Cho Didn’t Get Court-Ordered Treatment:
With the failure of Cho Seung-Hui getting his court-ordered psychiatric treatment all parties involved are busy playing the blame game.
“The system doesn’t work well,” said Tom Diggs, executive director of the Commission on Mental Health Law Reform, which has been studying the state mental health system and will report to the General Assembly next year.
Involuntary outpatient commitments are relatively uncommon in Virginia, officials said, because those in the system know they are not enforced. They are almost an act of faith.
“When I let the person go outpatient, I always put on the record, ‘I hope I don’t read about you tomorrow in the paper. . . . Don’t make me look like the foolish judge that could have stopped you,’ ” said Lori Rallison, a special justice in Prince William County. “And knock wood, that hasn’t happened. But it can.”
Cho’s case is a classic example of some of the flaws in the outpatient treatment system.
Ya think?
Cho, they said, slipped through a porous mental health system that suffers from muddled, seldom-enforced laws and inconsistent practices. Special justices who oversee hearings such as the one for Cho said they know that some people they have ordered into treatment have not gotten it. They find out when the person “does something crazy again,” in the words of one justice — when they are brought back into court because they are considered in imminent danger of harming themselves or others.
So if you’re dangerously crazy in Virginia you get a free pass it seems like.
A day later, on Dec. 14, 2005, Paul M. Barnett, the special judge, decided that Cho was an imminent danger to himself as a result of mental illness and ordered him into involuntary outpatient treatment. It is a practice that Terry W. Teel, Cho’s court-appointed lawyer and a special judge himself, said they use “all the time” in Blacksburg. Special justices such as Barnett are lawyers with some expertise and training who are appointed by the jurisdiction’s chief judge.
Teel said he does not remember Cho or the details of his case. But he said Cho most likely would have been ordered to seek treatment at Virginia Tech’s Cook Counseling Center. “I don’t remember 100 percent if that’s where he was directed,” Teel said. “But nine times out of 10, that’s where he would be.”
And there, he said, ended the court’s responsibility. The court doesn’t follow up, he said. “We have no authority.”
And why doesn’t the court have authority? They’re ‘the court’ for crying out loud. If they don’t have the authority who does?
That night, Cho e-mailed a roommate saying he might as well kill himself. The roommate contacted police, who brought Cho to the New River Valley Community Services Board, the government mental health agency that serves Blacksburg.
There, Kathy Godbey examined Cho and found he was “mentally ill and in need of hospitalization,” according to court papers. That was enough to have Cho temporarily detained at Carilion St.
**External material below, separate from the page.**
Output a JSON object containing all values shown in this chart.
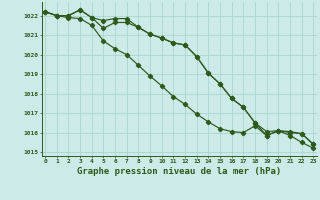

Albans Behavioral Health Clinic in Christiansburg, a few miles from campus, until a special justice could review his case in a commitment hearing.
New River Valley’s Mike Wade maintained that the community services board’s responsibility ended there.
I see a lot of responsibility ending but no responsibility taking. How come no one saw this huge gap in responsibility before? Why did it have to take the deaths of 32 innocent victims?
“When a court gives a mandatory order that someone get outpatient treatment, that order is to the individual, not an agency,” said Christopher Flynn, director of the Cook Counseling Center. The one responsible for ensuring that the mentally ill person receives help in these sorts of cases, he said, is the mentally ill person. “I’ve never seen someone delivered to me with an order that says, ‘This person has been discharged; he’s now your responsibility.’ That doesn’t happen.”
Virginia law says community services boards — the local agencies responsible for a range of mental health services — “shall recommend a specific course of treatment and programs” for people such as Cho who are ordered to receive outpatient treatment. The law also says these boards “shall monitor the person’s compliance.”
When read those portions of the statute, Wade said, “That’s news to us.”
Oh, that’s just great. The people running the mental health agencies don’t even know the law.
I’m not saying that forced treatment would or wouldn’t have stopped a madman like Cho Seung-Hui but we’ll never know until someone tries.
Ever since the day after Virginia Tech we’ve heard nothing but how they need to close the loophole in the gun laws. It wasn’t until 3 weeks later that someone besides me was talking about shoring up the mental health laws. That’s just sad.
I think the problem is that we’re too worried about people being offended. You can’t lock a crazy person up because they might get offended. I’d rather have a crazy person with hurt feelings than a mass of bodies.